In the seventies, there were several terrorist organizations that adhered to this Peronism.
Among the main groups of Orthodox Peronism include the Orthodox Peronist Youth, with Adrián Curi as executive secretary; Concentration of the Peronist Youth, with Martín Salas as organization secretary; Peronist Union Youth, which has Claudio Mazota in the union secretariat; the Iron Guard, the Falangist National University Concentration; the Peronist Youth of the Argentine Republic, National Student Front, which had Víctor Lorefice as press and finance secretary, the Tacuara Nationalist Movement was also part of this movement. The Alianza Anticomunista Argentina (AAA) also is included, although it is not yet clear if it is its own political organization, a mere death squad, or a confederation of right-wing groups. Other minor groups such as the Comando Rucci are also part of this denomination.

== Present ==
Orthodox Peronism had disappeared in the 1970s and 1980s, suppressed by first the military junta and then the post-dictatorship forces. However, the term "orthodox Peronism" is still claimed by some modern Peronists.

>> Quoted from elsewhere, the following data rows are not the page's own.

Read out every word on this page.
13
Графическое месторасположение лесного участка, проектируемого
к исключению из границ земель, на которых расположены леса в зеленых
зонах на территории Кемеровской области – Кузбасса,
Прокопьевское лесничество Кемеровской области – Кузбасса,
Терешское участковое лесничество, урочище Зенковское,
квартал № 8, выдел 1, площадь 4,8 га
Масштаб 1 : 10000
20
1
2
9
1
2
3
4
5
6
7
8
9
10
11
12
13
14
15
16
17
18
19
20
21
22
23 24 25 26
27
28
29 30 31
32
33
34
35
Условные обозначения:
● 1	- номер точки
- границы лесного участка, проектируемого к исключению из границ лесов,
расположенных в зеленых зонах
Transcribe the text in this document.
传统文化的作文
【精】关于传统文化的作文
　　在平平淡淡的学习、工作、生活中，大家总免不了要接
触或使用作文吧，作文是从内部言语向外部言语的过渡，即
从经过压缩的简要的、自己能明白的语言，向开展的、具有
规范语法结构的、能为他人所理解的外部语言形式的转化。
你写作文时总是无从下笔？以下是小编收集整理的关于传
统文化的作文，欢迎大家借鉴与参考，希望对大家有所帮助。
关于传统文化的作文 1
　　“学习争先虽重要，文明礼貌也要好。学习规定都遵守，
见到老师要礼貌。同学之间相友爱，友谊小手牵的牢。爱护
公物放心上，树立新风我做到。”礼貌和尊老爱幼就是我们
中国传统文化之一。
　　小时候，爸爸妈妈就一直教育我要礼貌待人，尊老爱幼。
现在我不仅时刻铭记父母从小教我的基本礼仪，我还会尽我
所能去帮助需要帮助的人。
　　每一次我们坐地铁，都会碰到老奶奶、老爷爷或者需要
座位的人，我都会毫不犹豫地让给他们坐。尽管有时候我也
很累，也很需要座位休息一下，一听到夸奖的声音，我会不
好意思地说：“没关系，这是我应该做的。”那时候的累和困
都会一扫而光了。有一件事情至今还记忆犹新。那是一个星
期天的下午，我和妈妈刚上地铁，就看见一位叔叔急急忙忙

It is used to describe groups such as the Popular Dignity party (currently the Federal Republican Encounter), the Second Republic Project, the Popular Party, the Principles and Values Party, Unite for Freedom and Dignity (successor of People's Countryside Party and Movement for Dignity and Independence), Federal Patriot Front (previously known as New Triumph Party, Alternativa Social and Bandera Vecinal), parts of Youth and Dignity Left Movement and Federal Commitment. Some Federal Peronists, characterized by rejecting the left wing of Peronism, Kirchnerism, self-identify as Orthodox Peronists, including one of the founders of the Federal Peronist movement, Alberto Rodriguez Saá. FPF leader Alejandro Biondini meanwhile rejects both Kirchnerism and Menemism.